Levels of soluble interleukin-2 receptors are predictive of response in patients treated with interleukin-2 and lymphokine-activated killer cells

Soluble interleukin-2 receptor (sIL-2R) α (CD25) levels were serially determined in the sera of 20 patients who had undergone adoptive immunotherapy with high-dose IL-2 and lymphokine-activated killer (LAK) cells for various types of metastatic solid tumors or Hodgkin's disease. The treatment course consisted of 5 days of high-dose IL-2 priming followed by the collection of peripheral blood leukocytes by leukapheresis, and in vitro activation of mononuclear cells with IL-2, and the subsequent infusion of such prepared LAK-cells together with IL-2. sIL-2R levels increased in all patients following IL-2 administration, and the ratio of baseline sIL-2R levels to those measured after 5 days of IL-2 was significantly correlated with pre-IL-2 levels (p=0.016) in that higher pre-IL-2 levels resulted in a larger increase upon IL-2 administration.
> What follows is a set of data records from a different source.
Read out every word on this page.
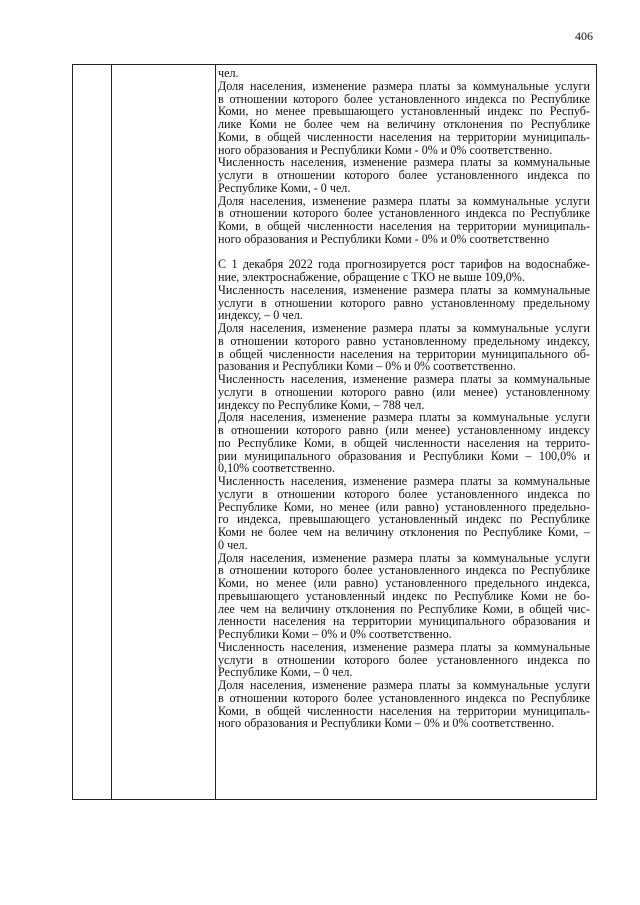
406
чел.
Доля населения, изменение размера платы за коммунальные услуги
в отношении которого более установленного индекса по Республике
Коми, но менее превышающего установленный индекс по Респуб-
лике Коми не более чем на величину отклонения по Республике
Коми, в общей численности населения на территории муниципаль-
ного образования и Республики Коми - 0% и 0% соответственно.
Численность населения, изменение размера платы за коммунальные
услуги в отношении которого более установленного индекса по
Республике Коми, - 0 чел.
Доля населения, изменение размера платы за коммунальные услуги
в отношении которого более установленного индекса по Республике
Коми, в общей численности населения на территории муниципаль-
ного образования и Республики Коми - 0% и 0% соответственно
С 1 декабря 2022 года прогнозируется рост тарифов на водоснабже-
ние, электроснабжение, обращение с ТКО не выше 109,0%.
Численность населения, изменение размера платы за коммунальные
услуги в отношении которого равно установленному предельному
индексу, – 0 чел.
Доля населения, изменение размера платы за коммунальные услуги
в отношении которого равно установленному предельному индексу,
в общей численности населения на территории муниципального об-
разования и Республики Коми – 0% и 0% соответственно.
Численность населения, изменение размера платы за коммунальные
услуги в отношении которого равно (или менее) установленному
индексу по Республике Коми, – 788 чел.
Доля населения, изменение размера платы за коммунальные услуги
в отношении которого равно (или менее) установленному индексу
по Республике Коми, в общей численности населения на террито-
рии муниципального образования и Республики Коми – 100,0% и
0,10% соответственно.
Численность населения, изменение размера платы за коммунальные
услуги в отношении которого более установленного индекса по
Республике Коми, но менее (или равно) установленного предельно-
го индекса, превышающего установленный индекс по Республике
Коми не более чем на величину отклонения по Республике Коми, –
0 чел.
Доля населения, изменение размера платы за коммунальные услуги
в отношении которого более установленного индекса по Республике
Коми, но менее (или равно) установленного предельного индекса,
превышающего установленный индекс по Республике Коми не бо-
лее чем на величину отклонения по Республике Коми, в общей чис-
ленности населения на территории муниципального образования и
Республики Коми – 0% и 0% соответственно.
Численность населения, изменение размера платы за коммунальные
услуги в отношении которого более установленного индекса по
Республике Коми, – 0 чел.
Доля населения, изменение размера платы за коммунальные услуги
в отношении которого более установленного индекса по Республике
Коми, в общей численности населения на территории муниципаль-
ного образования и Республики Коми – 0% и 0% соответственно.
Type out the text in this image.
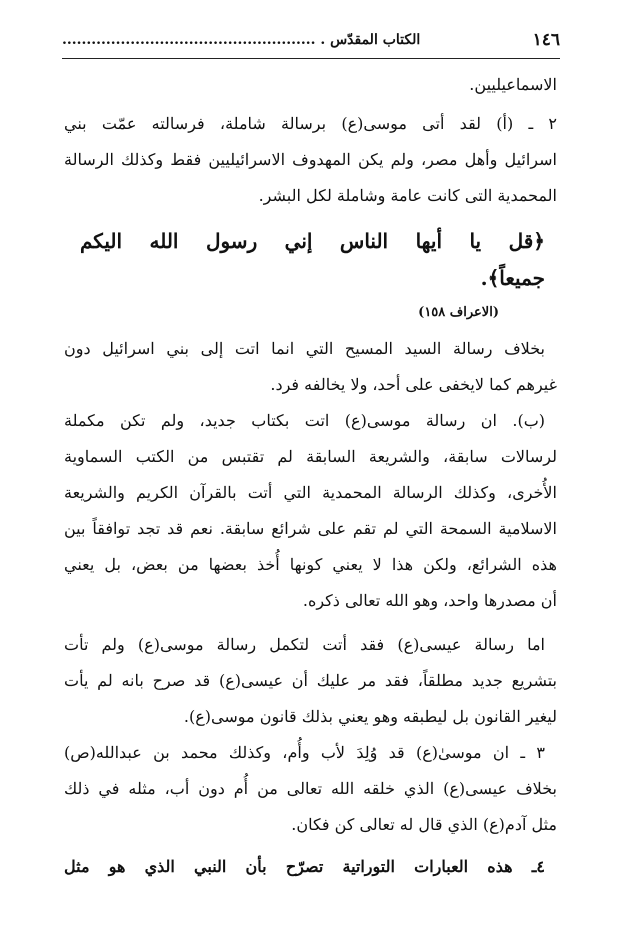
١٤٦
الكتاب المقدّس . ....................................................
الاسماعيليين.
٢ ـ (أ) لقد أتى موسى(ع) برسالة شاملة، فرسالته عمّت بني
اسرائيل وأهل مصر، ولم يكن المهدوف الاسرائيليين فقط وكذلك الرسالة
المحمدية التى كانت عامة وشاملة لكل البشر.
﴿قل يا أيها الناس إني رسول الله اليكم
جميعاً﴾.
(الاعراف ١٥٨)
بخلاف رسالة السيد المسيح التي انما اتت إلى بني اسرائيل دون
غيرهم كما لايخفى على أحد، ولا يخالفه فرد.
(ب). ان رسالة موسى(ع) اتت بكتاب جديد، ولم تكن مكملة
لرسالات سابقة، والشريعة السابقة لم تقتبس من الكتب السماوية
الأُخرى، وكذلك الرسالة المحمدية التي أتت بالقرآن الكريم والشريعة
الاسلامية السمحة التي لم تقم على شرائع سابقة. نعم قد تجد توافقاً بين
هذه الشرائع، ولكن هذا لا يعني كونها أُخذ بعضها من بعض، بل يعني
أن مصدرها واحد، وهو الله تعالى ذكره.
اما رسالة عيسى(ع) فقد أتت لتكمل رسالة موسى(ع) ولم تأت
بتشريع جديد مطلقاً، فقد مر عليك أن عيسى(ع) قد صرح بانه لم يأت
ليغير القانون بل ليطبقه وهو يعني بذلك قانون موسى(ع).
٣ ـ ان موسىٰ(ع) قد وُلِدَ لأب وأُم، وكذلك محمد بن عبدالله(ص)
بخلاف عيسى(ع) الذي خلقه الله تعالى من أُم دون أب، مثله في ذلك
مثل آدم(ع) الذي قال له تعالى كن فكان.
٤ـ هذه العبارات التوراتية تصرّح بأن النبي الذي هو مثل
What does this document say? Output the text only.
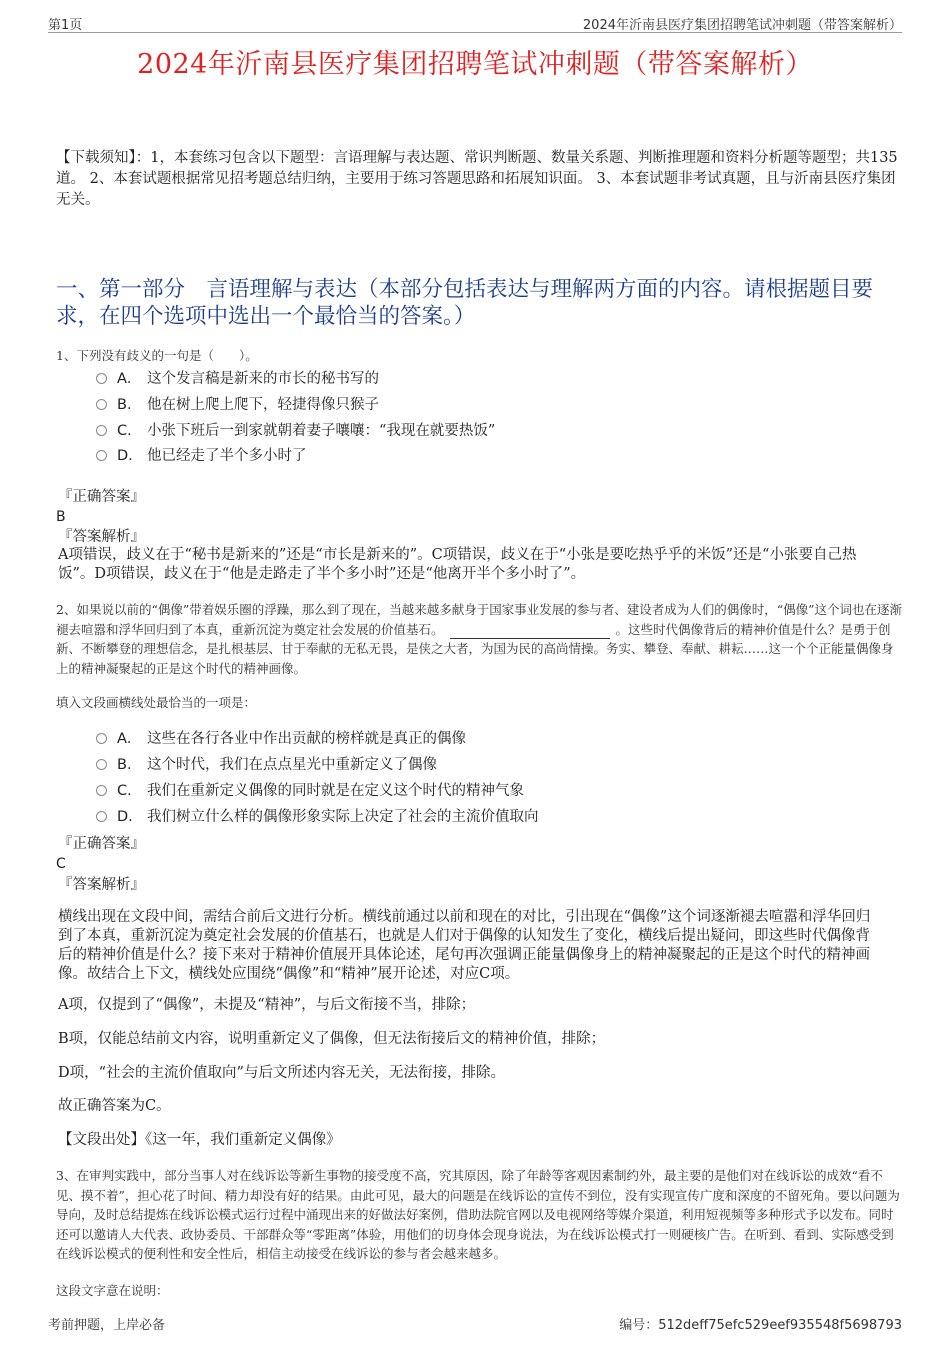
第1页	2024年沂南县医疗集团招聘笔试冲刺题（带答案解析）
2024年沂南县医疗集团招聘笔试冲刺题（带答案解析）
【下载须知】：1，本套练习包含以下题型：言语理解与表达题、常识判断题、数量关系题、判断推理题和资料分析题等题型；共135道。 2、本套试题根据常见招考题总结归纳，主要用于练习答题思路和拓展知识面。 3、本套试题非考试真题，且与沂南县医疗集团无关。
一、第一部分　言语理解与表达（本部分包括表达与理解两方面的内容。请根据题目要求，在四个选项中选出一个最恰当的答案。）
1、下列没有歧义的一句是（　　）。
A． 这个发言稿是新来的市长的秘书写的
B. 他在树上爬上爬下，轻捷得像只猴子
C. 小张下班后一到家就朝着妻子嚷嚷：“我现在就要热饭”
D. 他已经走了半个多小时了
『正确答案』
B
『答案解析』
A项错误，歧义在于“秘书是新来的”还是“市长是新来的”。C项错误，歧义在于“小张是要吃热乎乎的米饭”还是“小张要自己热饭”。D项错误，歧义在于“他是走路走了半个多小时”还是“他离开半个多小时了”。
2、如果说以前的“偶像”带着娱乐圈的浮躁，那么到了现在，当越来越多献身于国家事业发展的参与者、建设者成为人们的偶像时，“偶像”这个词也在逐渐褪去喧嚣和浮华回归到了本真，重新沉淀为奠定社会发展的价值基石。	。这些时代偶像背后的精神价值是什么？是勇于创新、不断攀登的理想信念，是扎根基层、甘于奉献的无私无畏，是侠之大者，为国为民的高尚情操。务实、攀登、奉献、耕耘……这一个个正能量偶像身上的精神凝聚起的正是这个时代的精神画像。
填入文段画横线处最恰当的一项是：
A． 这些在各行各业中作出贡献的榜样就是真正的偶像
B. 这个时代，我们在点点星光中重新定义了偶像
C. 我们在重新定义偶像的同时就是在定义这个时代的精神气象
D. 我们树立什么样的偶像形象实际上决定了社会的主流价值取向
『正确答案』
C
『答案解析』
横线出现在文段中间，需结合前后文进行分析。横线前通过以前和现在的对比，引出现在“偶像”这个词逐渐褪去喧嚣和浮华回归到了本真，重新沉淀为奠定社会发展的价值基石，也就是人们对于偶像的认知发生了变化，横线后提出疑问，即这些时代偶像背后的精神价值是什么？接下来对于精神价值展开具体论述，尾句再次强调正能量偶像身上的精神凝聚起的正是这个时代的精神画像。故结合上下文，横线处应围绕“偶像”和“精神”展开论述，对应C项。
A项，仅提到了“偶像”，未提及“精神”，与后文衔接不当，排除；
B项，仅能总结前文内容，说明重新定义了偶像，但无法衔接后文的精神价值，排除；
D项，“社会的主流价值取向”与后文所述内容无关，无法衔接，排除。
故正确答案为C。
【文段出处】《这一年，我们重新定义偶像》
3、在审判实践中，部分当事人对在线诉讼等新生事物的接受度不高，究其原因，除了年龄等客观因素制约外，最主要的是他们对在线诉讼的成效“看不见、摸不着”，担心花了时间、精力却没有好的结果。由此可见，最大的问题是在线诉讼的宣传不到位，没有实现宣传广度和深度的不留死角。要以问题为导向，及时总结提炼在线诉讼模式运行过程中涌现出来的好做法好案例，借助法院官网以及电视网络等媒介渠道，利用短视频等多种形式予以发布。同时还可以邀请人大代表、政协委员、干部群众等“零距离”体验，用他们的切身体会现身说法，为在线诉讼模式打一则硬核广告。在听到、看到、实际感受到在线诉讼模式的便利性和安全性后，相信主动接受在线诉讼的参与者会越来越多。
这段文字意在说明：
考前押题，上岸必备	编号：512deff75efc529eef935548f5698793
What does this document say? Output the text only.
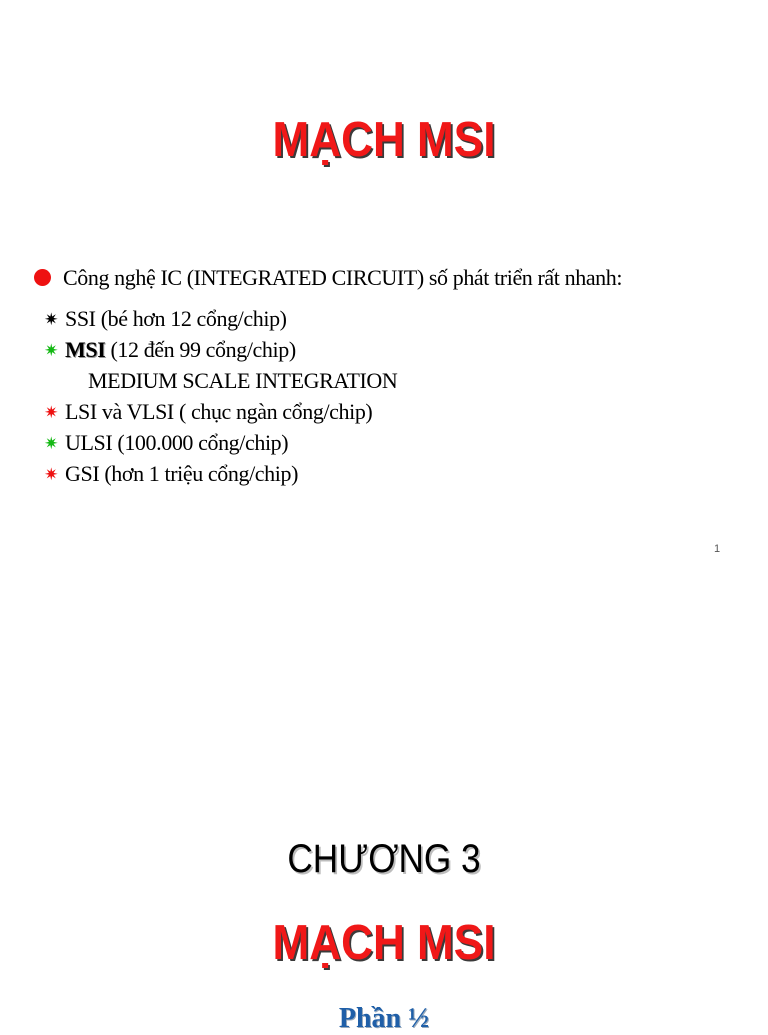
MẠCH MSI
Công nghệ IC (INTEGRATED CIRCUIT) số phát triển rất nhanh:
✷ SSI (bé hơn 12 cổng/chip)
✷ MSI (12 đến 99 cổng/chip)
MEDIUM SCALE INTEGRATION
✷ LSI và VLSI ( chục ngàn cổng/chip)
✷ ULSI (100.000 cổng/chip)
✷ GSI (hơn 1 triệu cổng/chip)
1
CHƯƠNG 3
MẠCH MSI
Phần ½
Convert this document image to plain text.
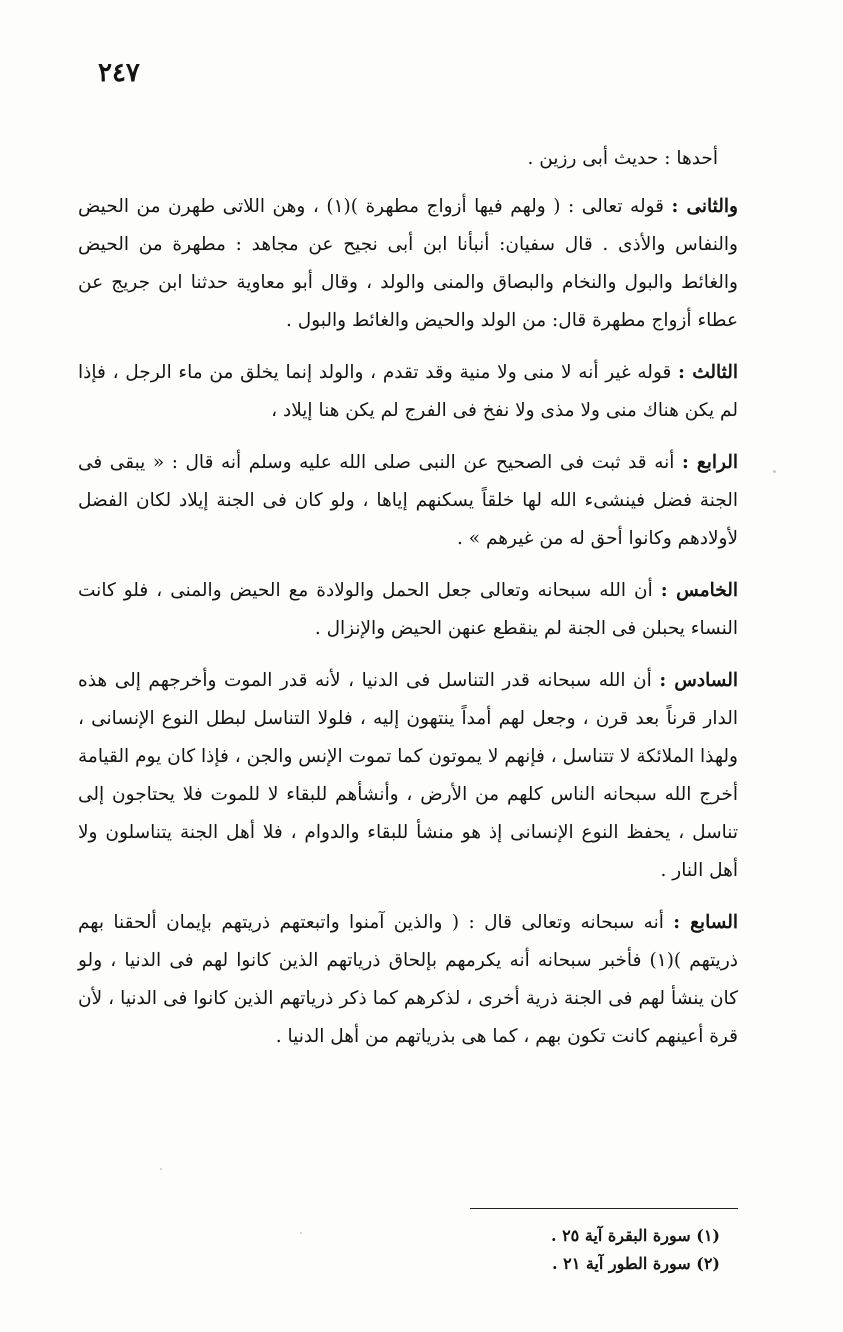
٢٤٧

أحدها : حديث أبى رزين .

والثانى : قوله تعالى : ( ولهم فيها أزواج مطهرة )(١) ، وهن اللاتى طهرن من الحيض والنفاس والأذى . قال سفيان: أنبأنا ابن أبى نجيح عن مجاهد : مطهرة من الحيض والغائط والبول والنخام والبصاق والمنى والولد ، وقال أبو معاوية حدثنا ابن جريج عن عطاء أزواج مطهرة قال: من الولد والحيض والغائط والبول .

الثالث : قوله غير أنه لا منى ولا منية وقد تقدم ، والولد إنما يخلق من ماء الرجل ، فإذا لم يكن هناك منى ولا مذى ولا نفخ فى الفرج لم يكن هنا إيلاد ،

الرابع : أنه قد ثبت فى الصحيح عن النبى صلى الله عليه وسلم أنه قال : « يبقى فى الجنة فضل فينشىء الله لها خلقاً يسكنهم إياها ، ولو كان فى الجنة إيلاد لكان الفضل لأولادهم وكانوا أحق له من غيرهم » .

الخامس : أن الله سبحانه وتعالى جعل الحمل والولادة مع الحيض والمنى ، فلو كانت النساء يحبلن فى الجنة لم ينقطع عنهن الحيض والإنزال .

السادس : أن الله سبحانه قدر التناسل فى الدنيا ، لأنه قدر الموت وأخرجهم إلى هذه الدار قرناً بعد قرن ، وجعل لهم أمداً ينتهون إليه ، فلولا التناسل لبطل النوع الإنسانى ، ولهذا الملائكة لا تتناسل ، فإنهم لا يموتون كما تموت الإنس والجن ، فإذا كان يوم القيامة أخرج الله سبحانه الناس كلهم من الأرض ، وأنشأهم للبقاء لا للموت فلا يحتاجون إلى تناسل ، يحفظ النوع الإنسانى إذ هو منشأ للبقاء والدوام ، فلا أهل الجنة يتناسلون ولا أهل النار .

السابع : أنه سبحانه وتعالى قال : ( والذين آمنوا واتبعتهم ذريتهم بإيمان ألحقنا بهم ذريتهم )(١) فأخبر سبحانه أنه يكرمهم بإلحاق ذرياتهم الذين كانوا لهم فى الدنيا ، ولو كان ينشأ لهم فى الجنة ذرية أخرى ، لذكرهم كما ذكر ذرياتهم الذين كانوا فى الدنيا ، لأن قرة أعينهم كانت تكون بهم ، كما هى بذرياتهم من أهل الدنيا .

(١) سورة البقرة آية ٢٥ .
(٢) سورة الطور آية ٢١ .
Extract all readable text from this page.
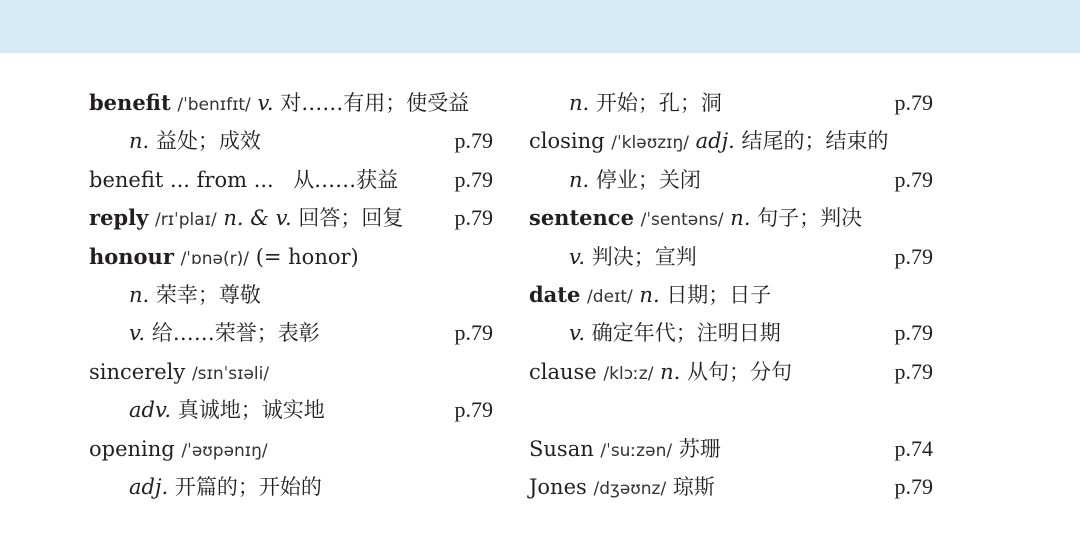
benefit /ˈbenɪfɪt/ v. 对……有用；使受益
n. 益处；成效	p.79
benefit ... from ... 从……获益	p.79
reply /rɪˈplaɪ/ n. & v. 回答；回复 p.79
honour /ˈɒnə(r)/ (= honor)
n. 荣幸；尊敬
v. 给……荣誉；表彰	p.79
sincerely /sɪnˈsɪəli/
adv. 真诚地；诚实地	p.79
opening /ˈəʊpənɪŋ/
adj. 开篇的；开始的
n. 开始；孔；洞	p.79
closing /ˈkləʊzɪŋ/ adj. 结尾的；结束的
n. 停业；关闭	p.79
sentence /ˈsentəns/ n. 句子；判决
v. 判决；宣判	p.79
date /deɪt/ n. 日期；日子
v. 确定年代；注明日期	p.79
clause /klɔːz/ n. 从句；分句	p.79
Susan /ˈsuːzən/ 苏珊	p.74
Jones /dʒəʊnz/ 琼斯	p.79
In terms of treatment outcome, the variables analysed included sIL-2R levels, total IL-2 doses administered, the expression of membrane-bound CD25 on in vitro cultured cells (pre- and post-IL-2 exposure), the total number of LAK-cells infused and in vitro cytotoxic activity of LAK-cells against the natural killer cell-resistant cell line Daudi. In a multivariate analysis, low baseline sIL-2R levels (p=0.0950) and high in vitro cytotoxic activity of LAK-cells against Daudi cells (p=0.082) were jointly associated with response. Our data suggest that serum sIL-2R levels provide a fast and non-invasive parameter for predicting the response in patients treated with IL-2 and LAK-cells.